Qu’est-ce que l’épilepsie ?
L’épilepsie est une condition neurologique reliée à un déséquilibre dans les réseaux du cerveau. Elle se caractérise par la présence de crises épileptiques récurrentes et par des conséquences psychologiques, sociales et cognitives. Une crise d’épilepsie est une manifestation clinique transitoire, liée à une activité électrique, neuronale anormale des cellules du cortex cérébral. Durant la crise, les neurones s’activent, pouvant générer jusqu’à 6 fois plus d’impulsions par seconde qu’en temps normal.
La prévalence de l’épilepsie, comme celle des TSA, est d’environ 1% de la population générale en France. Il s’agit d’une condition qui peut être efficacement prise en charge avec un traitement médicamenteux : 70% des enfants et adultes épileptiques sont libres de crise avec un traitement adapté. Cependant 30% des cas sont pharmaco-résistants. Ces personnes ont au moins une crise par an, alors qu’elles ont un traitement adapté.
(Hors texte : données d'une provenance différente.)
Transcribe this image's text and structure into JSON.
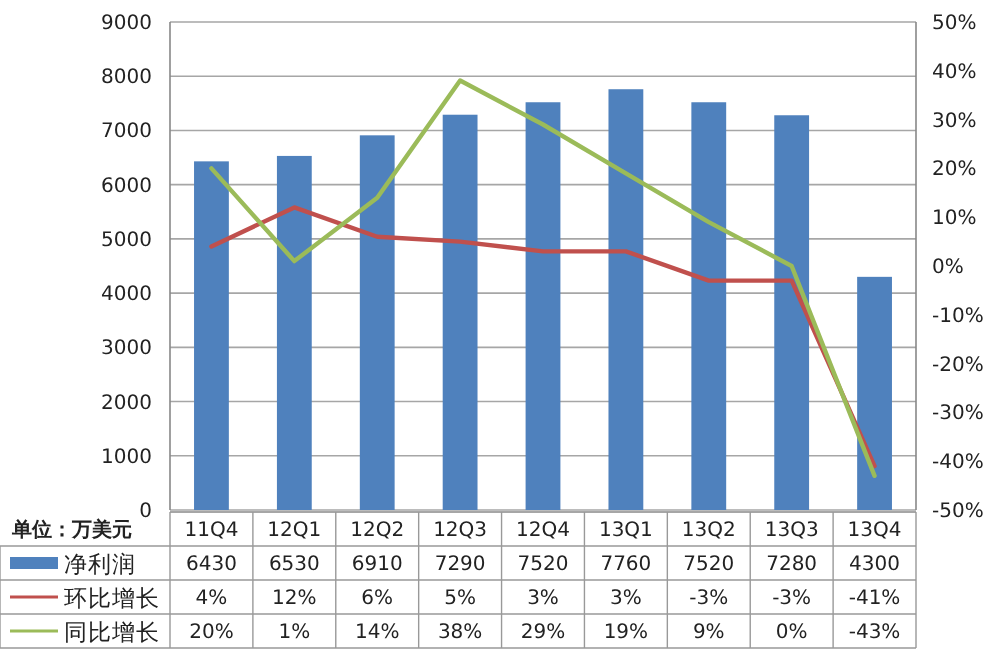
{
  "chart_data": {
    "type": "bar",
    "categories": [
      "11Q4",
      "12Q1",
      "12Q2",
      "12Q3",
      "12Q4",
      "13Q1",
      "13Q2",
      "13Q3",
      "13Q4"
    ],
    "series": [
      {
        "name": "净利润",
        "color": "#4f81bd",
        "values": [
          6430,
          6530,
          6910,
          7290,
          7520,
          7760,
          7520,
          7280,
          4300
        ],
        "value_labels": [
          "6430",
          "6530",
          "6910",
          "7290",
          "7520",
          "7760",
          "7520",
          "7280",
          "4300"
        ]
      },
      {
        "name": "环比增长",
        "type": "line",
        "axis": "y2",
        "color": "#c0504d",
        "values": [
          4,
          12,
          6,
          5,
          3,
          3,
          -3,
          -3,
          -41
        ],
        "value_labels": [
          "4%",
          "12%",
          "6%",
          "5%",
          "3%",
          "3%",
          "-3%",
          "-3%",
          "-41%"
        ]
      },
      {
        "name": "同比增长",
        "type": "line",
        "axis": "y2",
        "color": "#9bbb59",
        "values": [
          20,
          1,
          14,
          38,
          29,
          19,
          9,
          0,
          -43
        ],
        "value_labels": [
          "20%",
          "1%",
          "14%",
          "38%",
          "29%",
          "19%",
          "9%",
          "0%",
          "-43%"
        ]
      }
    ],
    "ylim": [
      0,
      9000
    ],
    "yticks": [
      0,
      1000,
      2000,
      3000,
      4000,
      5000,
      6000,
      7000,
      8000,
      9000
    ],
    "y2lim": [
      -50,
      50
    ],
    "y2ticks": [
      {
        "value": -50,
        "label": "-50%"
      },
      {
        "value": -40,
        "label": "-40%"
      },
      {
        "value": -30,
        "label": "-30%"
      },
      {
        "value": -20,
        "label": "-20%"
      },
      {
        "value": -10,
        "label": "-10%"
      },
      {
        "value": 0,
        "label": "0%"
      },
      {
        "value": 10,
        "label": "10%"
      },
      {
        "value": 20,
        "label": "20%"
      },
      {
        "value": 30,
        "label": "30%"
      },
      {
        "value": 40,
        "label": "40%"
      },
      {
        "value": 50,
        "label": "50%"
      }
    ],
    "grid": "y",
    "legend": "bottom left",
    "annotations": [
      "单位：万美元"
    ]
  }
}
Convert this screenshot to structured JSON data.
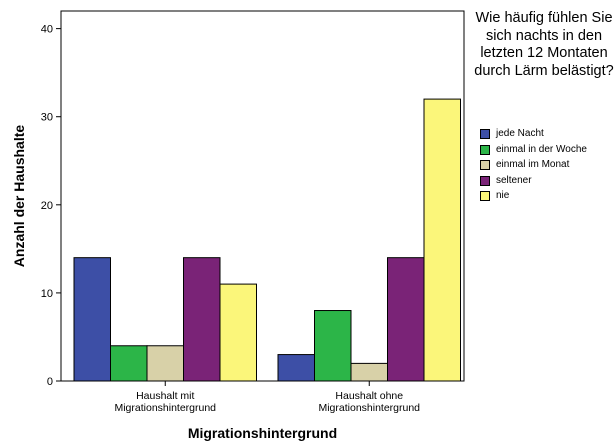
{
  "chart_data": {
    "type": "bar",
    "title": "",
    "xlabel": "Migrationshintergrund",
    "ylabel": "Anzahl der Haushalte",
    "ylim": [
      0,
      42
    ],
    "yticks": [
      0,
      10,
      20,
      30,
      40
    ],
    "grid": false,
    "legend_position": "right",
    "legend_title": "Wie häufig fühlen Sie sich nachts in den letzten 12 Montaten durch Lärm belästigt?",
    "categories": [
      [
        "Haushalt mit",
        "Migrationshintergrund"
      ],
      [
        "Haushalt ohne",
        "Migrationshintergrund"
      ]
    ],
    "series": [
      {
        "name": "jede Nacht",
        "color": "#3d4fa6",
        "values": [
          14,
          3
        ]
      },
      {
        "name": "einmal in der Woche",
        "color": "#2cb548",
        "values": [
          4,
          8
        ]
      },
      {
        "name": "einmal im Monat",
        "color": "#d8d1a8",
        "values": [
          4,
          2
        ]
      },
      {
        "name": "seltener",
        "color": "#7a2377",
        "values": [
          14,
          14
        ]
      },
      {
        "name": "nie",
        "color": "#fbf67a",
        "values": [
          11,
          32
        ]
      }
    ]
  }
}
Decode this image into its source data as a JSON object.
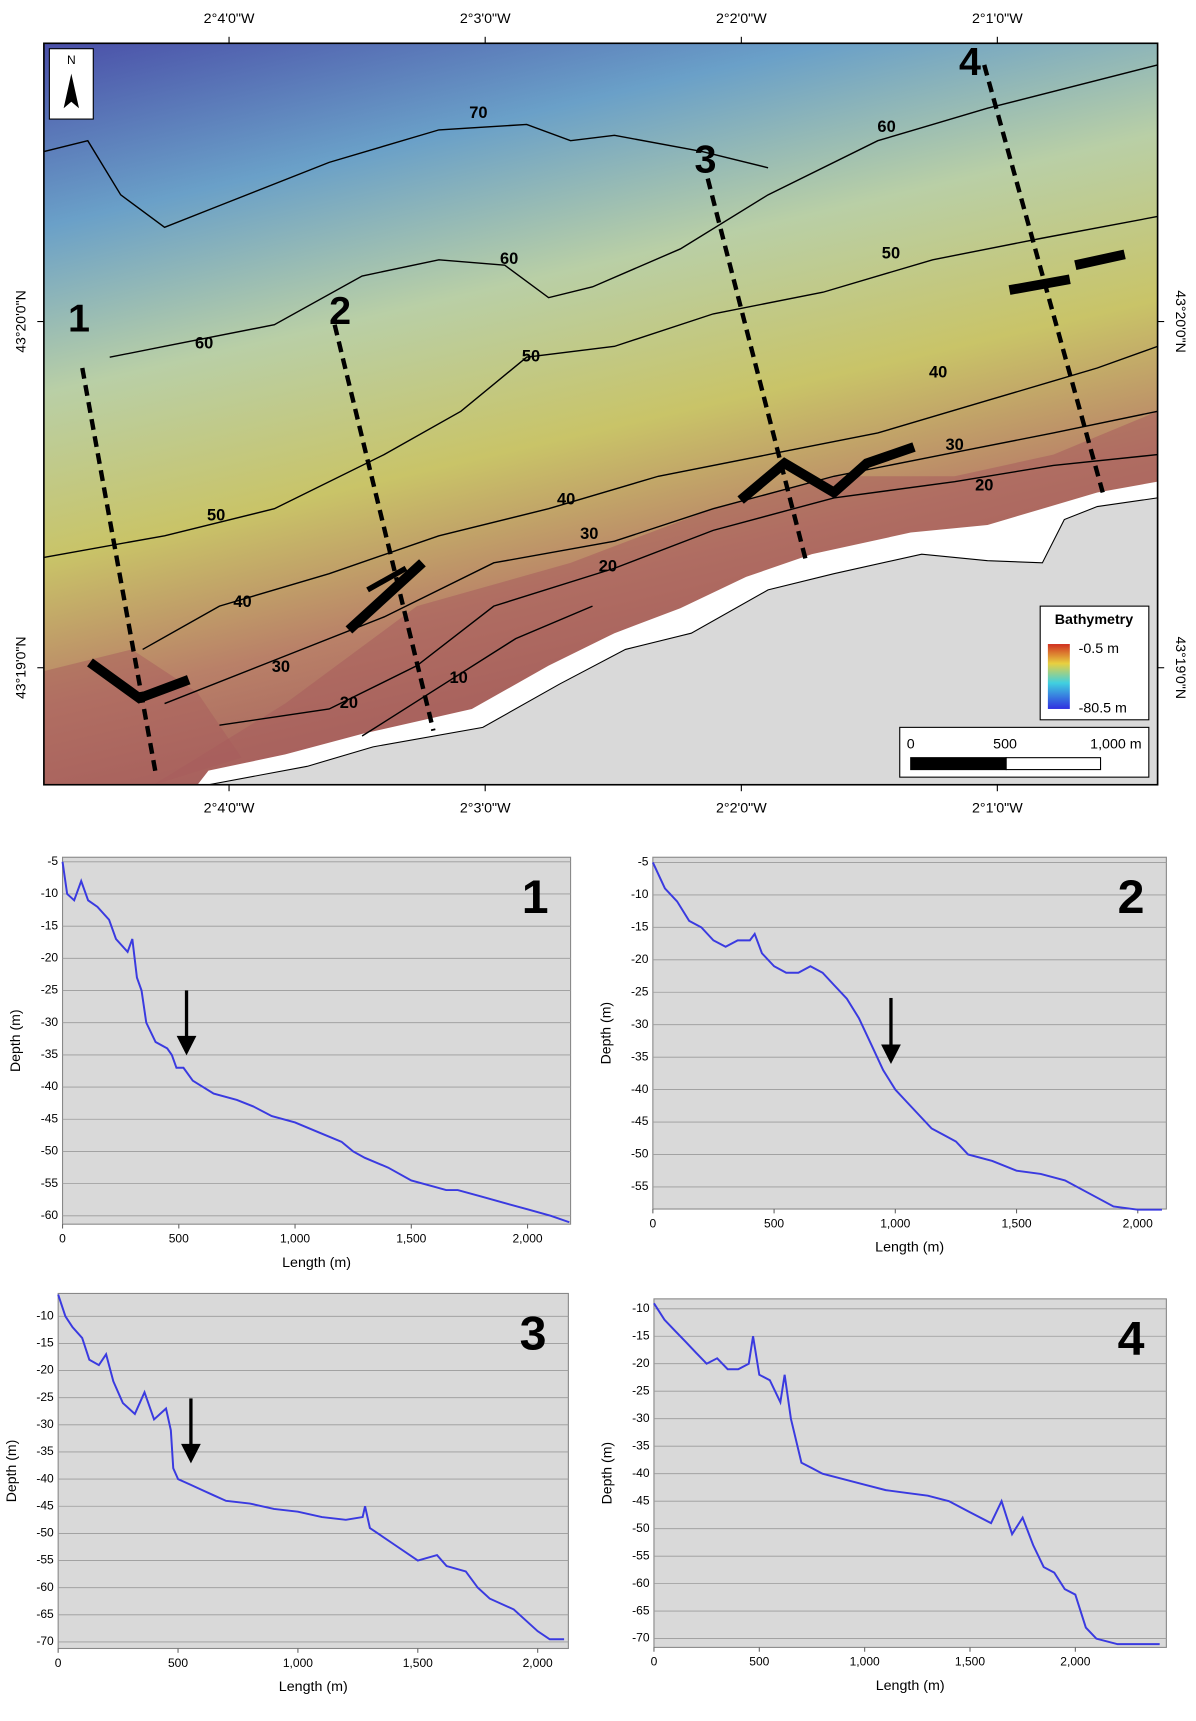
{
  "chart_data": [
    {
      "type": "map",
      "xlim": [
        -2.07872,
        -2.00624
      ],
      "ylim": [
        43.31104,
        43.34672
      ],
      "xticks": [
        {
          "value": -2.06667,
          "label": "2°4'0\"W"
        },
        {
          "value": -2.05,
          "label": "2°3'0\"W"
        },
        {
          "value": -2.03333,
          "label": "2°2'0\"W"
        },
        {
          "value": -2.01667,
          "label": "2°1'0\"W"
        }
      ],
      "yticks": [
        {
          "value": 43.33333,
          "label": "43°20'0\"N"
        },
        {
          "value": 43.31667,
          "label": "43°19'0\"N"
        }
      ],
      "north": "N",
      "contour_labels": [
        70,
        60,
        60,
        60,
        50,
        50,
        50,
        40,
        40,
        40,
        30,
        30,
        30,
        20,
        20,
        20,
        10
      ],
      "profile_labels": [
        "1",
        "2",
        "3",
        "4"
      ],
      "legend": {
        "title": "Bathymetry",
        "max_label": "-0.5 m",
        "min_label": "-80.5 m"
      },
      "scale_bar": [
        "0",
        "500",
        "1,000 m"
      ]
    },
    {
      "type": "line",
      "label": "1",
      "xlabel": "Length (m)",
      "ylabel": "Depth (m)",
      "color": "#3a3ae0",
      "grid": true,
      "xlim": [
        0,
        2185
      ],
      "ylim": [
        -61.3,
        -4.3
      ],
      "xticks": [
        0,
        500,
        {
          "value": 1000,
          "label": "1,000"
        },
        {
          "value": 1500,
          "label": "1,500"
        },
        {
          "value": 2000,
          "label": "2,000"
        }
      ],
      "yticks": [
        -5,
        -10,
        -15,
        -20,
        -25,
        -30,
        -35,
        -40,
        -45,
        -50,
        -55,
        -60
      ],
      "x": [
        0,
        20,
        50,
        80,
        110,
        150,
        200,
        230,
        280,
        300,
        320,
        340,
        360,
        400,
        450,
        470,
        490,
        520,
        560,
        650,
        750,
        820,
        900,
        1000,
        1100,
        1200,
        1250,
        1300,
        1400,
        1500,
        1600,
        1650,
        1700,
        1800,
        1900,
        2000,
        2100,
        2180
      ],
      "values": [
        -5,
        -10,
        -11,
        -8,
        -11,
        -12,
        -14,
        -17,
        -19,
        -17,
        -23,
        -25,
        -30,
        -33,
        -34,
        -35,
        -37,
        -37,
        -39,
        -41,
        -42,
        -43,
        -44.5,
        -45.5,
        -47,
        -48.5,
        -50,
        -51,
        -52.5,
        -54.5,
        -55.5,
        -56,
        -56,
        -57,
        -58,
        -59,
        -60,
        -61
      ]
    },
    {
      "type": "line",
      "label": "2",
      "xlabel": "Length (m)",
      "ylabel": "Depth (m)",
      "color": "#3a3ae0",
      "grid": true,
      "xlim": [
        0,
        2118
      ],
      "ylim": [
        -58.4,
        -4.2
      ],
      "xticks": [
        0,
        500,
        {
          "value": 1000,
          "label": "1,000"
        },
        {
          "value": 1500,
          "label": "1,500"
        },
        {
          "value": 2000,
          "label": "2,000"
        }
      ],
      "yticks": [
        -5,
        -10,
        -15,
        -20,
        -25,
        -30,
        -35,
        -40,
        -45,
        -50,
        -55
      ],
      "x": [
        0,
        50,
        100,
        150,
        200,
        250,
        300,
        350,
        400,
        420,
        450,
        500,
        550,
        600,
        650,
        700,
        750,
        800,
        850,
        900,
        950,
        1000,
        1050,
        1100,
        1150,
        1200,
        1250,
        1300,
        1400,
        1500,
        1600,
        1700,
        1800,
        1900,
        2000,
        2100
      ],
      "values": [
        -5,
        -9,
        -11,
        -14,
        -15,
        -17,
        -18,
        -17,
        -17,
        -16,
        -19,
        -21,
        -22,
        -22,
        -21,
        -22,
        -24,
        -26,
        -29,
        -33,
        -37,
        -40,
        -42,
        -44,
        -46,
        -47,
        -48,
        -50,
        -51,
        -52.5,
        -53,
        -54,
        -56,
        -58,
        -58.5,
        -58.5
      ]
    },
    {
      "type": "line",
      "label": "3",
      "xlabel": "Length (m)",
      "ylabel": "Depth (m)",
      "color": "#3a3ae0",
      "grid": true,
      "xlim": [
        0,
        2128
      ],
      "ylim": [
        -71.2,
        -5.8
      ],
      "xticks": [
        0,
        500,
        {
          "value": 1000,
          "label": "1,000"
        },
        {
          "value": 1500,
          "label": "1,500"
        },
        {
          "value": 2000,
          "label": "2,000"
        }
      ],
      "yticks": [
        -10,
        -15,
        -20,
        -25,
        -30,
        -35,
        -40,
        -45,
        -50,
        -55,
        -60,
        -65,
        -70
      ],
      "x": [
        0,
        30,
        60,
        100,
        130,
        170,
        200,
        230,
        270,
        320,
        360,
        400,
        450,
        470,
        480,
        500,
        550,
        600,
        650,
        700,
        800,
        900,
        1000,
        1100,
        1200,
        1270,
        1280,
        1300,
        1400,
        1500,
        1580,
        1620,
        1700,
        1750,
        1800,
        1900,
        2000,
        2050,
        2110
      ],
      "values": [
        -6,
        -10,
        -12,
        -14,
        -18,
        -19,
        -17,
        -22,
        -26,
        -28,
        -24,
        -29,
        -27,
        -31,
        -38,
        -40,
        -41,
        -42,
        -43,
        -44,
        -44.5,
        -45.5,
        -46,
        -47,
        -47.5,
        -47,
        -45,
        -49,
        -52,
        -55,
        -54,
        -56,
        -57,
        -60,
        -62,
        -64,
        -68,
        -69.5,
        -69.5
      ]
    },
    {
      "type": "line",
      "label": "4",
      "xlabel": "Length (m)",
      "ylabel": "Depth (m)",
      "color": "#3a3ae0",
      "grid": true,
      "xlim": [
        0,
        2432
      ],
      "ylim": [
        -71.6,
        -8.2
      ],
      "xticks": [
        0,
        500,
        {
          "value": 1000,
          "label": "1,000"
        },
        {
          "value": 1500,
          "label": "1,500"
        },
        {
          "value": 2000,
          "label": "2,000"
        }
      ],
      "yticks": [
        -10,
        -15,
        -20,
        -25,
        -30,
        -35,
        -40,
        -45,
        -50,
        -55,
        -60,
        -65,
        -70
      ],
      "x": [
        0,
        50,
        100,
        150,
        200,
        250,
        300,
        350,
        400,
        450,
        470,
        500,
        550,
        600,
        620,
        650,
        700,
        750,
        800,
        900,
        1000,
        1100,
        1200,
        1300,
        1400,
        1500,
        1600,
        1650,
        1700,
        1750,
        1800,
        1850,
        1900,
        1950,
        2000,
        2050,
        2100,
        2200,
        2300,
        2400
      ],
      "values": [
        -9,
        -12,
        -14,
        -16,
        -18,
        -20,
        -19,
        -21,
        -21,
        -20,
        -15,
        -22,
        -23,
        -27,
        -22,
        -30,
        -38,
        -39,
        -40,
        -41,
        -42,
        -43,
        -43.5,
        -44,
        -45,
        -47,
        -49,
        -45,
        -51,
        -48,
        -53,
        -57,
        -58,
        -61,
        -62,
        -68,
        -70,
        -71,
        -71,
        -71
      ]
    }
  ]
}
L’épilepsie sévère est définie comme un handicap depuis 2011. On l’appelle « sévère » en raison de son impact sur la capacité à mobiliser ses compétences et du danger qu’elle représente (blessure, état de mal, SUDEP – « Mort subite inattendue en épilepsie ») contre lequel la personne ne peut ni s’autoprotéger ni prévenir un aidant…! Même non sévère, elle peut être source de handicap en raison de l’imprévisibilité des crises, des effets secondaires des traitements, d’un manque d’autonomie, d’un manque de confiance ou de séquelles neuro-développementales.
Différents types d’épilepsie
Les origines et les pronostics de l’épilepsie sont très divers comme mentionné ci-dessus (ex. génétique, maladie rare), ainsi que les types de crises. Des crises peuvent prendre différentes formes et avoir différentes intensités. En raison de ces nombreuses manifestations, on dit parfois qu’il y a des épilepsies.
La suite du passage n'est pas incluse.